If you’ve ever cycled in a hilly area, then you know what a problem it can be – especially if it’s an urban area; also, for older people, or people with mild cardiac issues but who still practice light cycling, it can be quite dangerous. Norway has come up with a solution to that issue – they’ve developed the world’s first bike escalator.

Photos: Bic (left) and Alan Ford (right)/Creative Commons

Cycling is wonderful – it’s healthy, it’s environmentally friendly, and especially in crowded cities, it can be just as fast as driving. But no one really likes riding a bike uphill, and of course, there are plenty of hills in Norwegian cities, so authorities implemented a creative solution in Trondheim, one of the biggest cities in the country.
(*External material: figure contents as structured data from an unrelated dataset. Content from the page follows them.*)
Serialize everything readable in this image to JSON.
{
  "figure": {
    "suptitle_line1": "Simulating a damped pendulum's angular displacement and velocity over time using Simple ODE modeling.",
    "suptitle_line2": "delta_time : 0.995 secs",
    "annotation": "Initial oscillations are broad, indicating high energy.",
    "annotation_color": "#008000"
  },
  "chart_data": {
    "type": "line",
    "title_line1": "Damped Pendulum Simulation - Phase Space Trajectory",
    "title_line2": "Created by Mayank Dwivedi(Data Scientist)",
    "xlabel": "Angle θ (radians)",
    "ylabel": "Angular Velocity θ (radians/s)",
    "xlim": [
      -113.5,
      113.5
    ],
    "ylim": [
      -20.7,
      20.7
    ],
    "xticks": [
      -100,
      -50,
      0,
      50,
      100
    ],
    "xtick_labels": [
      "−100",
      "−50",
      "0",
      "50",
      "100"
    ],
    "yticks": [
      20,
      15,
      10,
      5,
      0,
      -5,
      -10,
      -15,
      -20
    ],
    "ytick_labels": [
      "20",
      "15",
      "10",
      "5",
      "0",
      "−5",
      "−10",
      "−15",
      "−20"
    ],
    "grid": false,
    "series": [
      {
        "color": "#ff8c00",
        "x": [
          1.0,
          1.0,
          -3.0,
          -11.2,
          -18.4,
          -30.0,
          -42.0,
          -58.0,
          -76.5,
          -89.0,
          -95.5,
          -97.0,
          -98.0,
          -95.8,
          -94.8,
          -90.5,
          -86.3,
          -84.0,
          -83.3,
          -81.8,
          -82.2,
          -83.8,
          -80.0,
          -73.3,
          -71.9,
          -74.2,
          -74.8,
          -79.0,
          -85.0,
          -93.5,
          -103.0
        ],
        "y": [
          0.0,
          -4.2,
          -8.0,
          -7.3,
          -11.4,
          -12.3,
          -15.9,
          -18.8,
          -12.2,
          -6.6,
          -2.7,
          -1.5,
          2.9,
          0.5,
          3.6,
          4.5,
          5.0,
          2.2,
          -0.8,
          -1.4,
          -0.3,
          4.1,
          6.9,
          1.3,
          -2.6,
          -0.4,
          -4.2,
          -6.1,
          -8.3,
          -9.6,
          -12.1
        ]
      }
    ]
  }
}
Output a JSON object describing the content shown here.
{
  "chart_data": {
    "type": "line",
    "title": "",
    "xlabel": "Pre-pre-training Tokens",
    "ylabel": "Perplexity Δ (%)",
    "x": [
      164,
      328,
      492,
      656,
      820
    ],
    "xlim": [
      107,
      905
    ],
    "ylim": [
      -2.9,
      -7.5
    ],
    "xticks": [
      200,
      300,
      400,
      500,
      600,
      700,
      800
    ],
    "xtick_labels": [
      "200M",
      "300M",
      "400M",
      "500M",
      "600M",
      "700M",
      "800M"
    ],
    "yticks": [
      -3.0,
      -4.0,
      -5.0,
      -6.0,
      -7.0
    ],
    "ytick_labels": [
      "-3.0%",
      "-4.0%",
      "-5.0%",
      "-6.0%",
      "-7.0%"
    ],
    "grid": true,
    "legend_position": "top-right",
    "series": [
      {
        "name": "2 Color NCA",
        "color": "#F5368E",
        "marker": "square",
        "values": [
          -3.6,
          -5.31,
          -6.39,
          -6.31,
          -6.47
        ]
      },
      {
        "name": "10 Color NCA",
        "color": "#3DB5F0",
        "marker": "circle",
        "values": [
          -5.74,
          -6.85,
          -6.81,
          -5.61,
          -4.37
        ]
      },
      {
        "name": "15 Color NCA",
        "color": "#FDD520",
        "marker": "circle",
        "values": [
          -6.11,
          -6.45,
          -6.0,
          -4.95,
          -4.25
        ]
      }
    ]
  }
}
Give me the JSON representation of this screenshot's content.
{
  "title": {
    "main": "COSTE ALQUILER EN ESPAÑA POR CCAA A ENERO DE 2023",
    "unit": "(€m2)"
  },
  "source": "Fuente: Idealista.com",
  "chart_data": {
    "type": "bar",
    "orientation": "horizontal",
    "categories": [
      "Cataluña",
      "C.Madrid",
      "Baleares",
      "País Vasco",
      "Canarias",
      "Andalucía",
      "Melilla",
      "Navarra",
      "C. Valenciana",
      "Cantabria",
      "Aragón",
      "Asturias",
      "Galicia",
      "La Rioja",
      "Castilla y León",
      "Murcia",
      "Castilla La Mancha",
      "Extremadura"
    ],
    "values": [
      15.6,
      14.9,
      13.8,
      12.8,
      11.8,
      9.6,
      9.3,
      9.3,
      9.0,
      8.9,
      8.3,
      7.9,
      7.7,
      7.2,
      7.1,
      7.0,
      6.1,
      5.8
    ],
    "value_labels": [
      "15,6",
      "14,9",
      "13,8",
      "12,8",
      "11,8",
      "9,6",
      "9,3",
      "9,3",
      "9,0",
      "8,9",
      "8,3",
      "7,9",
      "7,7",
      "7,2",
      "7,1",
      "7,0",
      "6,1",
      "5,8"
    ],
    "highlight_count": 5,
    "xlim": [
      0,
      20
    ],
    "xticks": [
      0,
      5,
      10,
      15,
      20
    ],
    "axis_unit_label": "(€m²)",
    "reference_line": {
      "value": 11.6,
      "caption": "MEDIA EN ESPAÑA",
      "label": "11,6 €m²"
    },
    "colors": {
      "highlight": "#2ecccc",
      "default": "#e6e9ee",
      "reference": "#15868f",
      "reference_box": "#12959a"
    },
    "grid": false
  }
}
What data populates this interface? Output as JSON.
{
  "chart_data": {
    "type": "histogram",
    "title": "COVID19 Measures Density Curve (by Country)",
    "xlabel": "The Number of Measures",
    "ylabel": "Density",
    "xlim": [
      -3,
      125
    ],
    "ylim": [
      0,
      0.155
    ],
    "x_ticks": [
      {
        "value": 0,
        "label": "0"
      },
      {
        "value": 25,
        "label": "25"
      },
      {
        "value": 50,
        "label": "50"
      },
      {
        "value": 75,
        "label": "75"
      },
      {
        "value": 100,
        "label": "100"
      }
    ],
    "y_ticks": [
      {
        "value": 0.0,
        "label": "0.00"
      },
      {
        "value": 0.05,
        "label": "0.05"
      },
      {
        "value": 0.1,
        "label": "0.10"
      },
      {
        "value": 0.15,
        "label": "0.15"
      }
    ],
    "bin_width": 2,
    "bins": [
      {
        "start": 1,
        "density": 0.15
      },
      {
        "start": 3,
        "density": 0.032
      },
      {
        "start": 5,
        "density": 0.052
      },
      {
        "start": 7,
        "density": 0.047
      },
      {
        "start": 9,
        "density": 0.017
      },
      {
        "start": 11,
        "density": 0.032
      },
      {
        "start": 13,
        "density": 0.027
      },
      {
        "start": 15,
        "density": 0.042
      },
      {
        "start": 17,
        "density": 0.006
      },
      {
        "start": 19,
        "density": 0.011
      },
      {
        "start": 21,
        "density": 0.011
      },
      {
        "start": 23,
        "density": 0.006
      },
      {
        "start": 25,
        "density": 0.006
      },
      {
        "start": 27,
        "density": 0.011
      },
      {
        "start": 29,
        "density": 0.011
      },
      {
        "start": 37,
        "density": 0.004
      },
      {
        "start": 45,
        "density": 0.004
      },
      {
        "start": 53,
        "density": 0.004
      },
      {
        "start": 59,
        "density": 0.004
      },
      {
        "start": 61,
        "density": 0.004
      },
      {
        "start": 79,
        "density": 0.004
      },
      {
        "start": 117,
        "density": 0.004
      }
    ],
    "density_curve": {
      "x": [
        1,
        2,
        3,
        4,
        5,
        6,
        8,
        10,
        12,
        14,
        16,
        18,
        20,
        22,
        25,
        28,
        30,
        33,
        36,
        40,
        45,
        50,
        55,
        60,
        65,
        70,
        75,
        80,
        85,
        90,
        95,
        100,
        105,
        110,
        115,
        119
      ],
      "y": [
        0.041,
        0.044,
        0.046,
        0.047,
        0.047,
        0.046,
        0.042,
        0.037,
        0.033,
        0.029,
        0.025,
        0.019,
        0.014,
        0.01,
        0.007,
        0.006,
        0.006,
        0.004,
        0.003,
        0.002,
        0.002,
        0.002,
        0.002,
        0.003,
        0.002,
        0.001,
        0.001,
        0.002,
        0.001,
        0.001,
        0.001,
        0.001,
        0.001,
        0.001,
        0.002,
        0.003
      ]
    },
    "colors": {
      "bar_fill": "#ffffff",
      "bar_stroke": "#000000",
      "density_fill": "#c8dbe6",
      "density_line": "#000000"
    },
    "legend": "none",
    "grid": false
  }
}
To use the escalator, a cyclist rides up to the station at the bottom and places her right foot on a small footplate sticking up from the slot running along the curb. The plate then just carries you up the hill, and you don’t have to do anything. The device can be used by six people simultaneously.

The technology used to create the bike escalator is very similar to a ski lift. Most of the design elements are located just beneath the ground, which means that there is nothing to distract or disturb the rider or anyone walking on the street. Trampe is the world’s first and as far as I could find, only bicycle escalator. In 2013 it was refurbished by a French cable-supported transport company named SKIRAIL and rebranded as a CycloCable.

Photo: Clemensfranz/Creative Commons.

The company says it is optimistic about its future and we should expect to see this technology implemented in many other areas in Europe. It comes at a hefty price though – one meter comes in at about $2,000-3,000, so if you want this in your city, you’re going to have to show it’s going to be useful.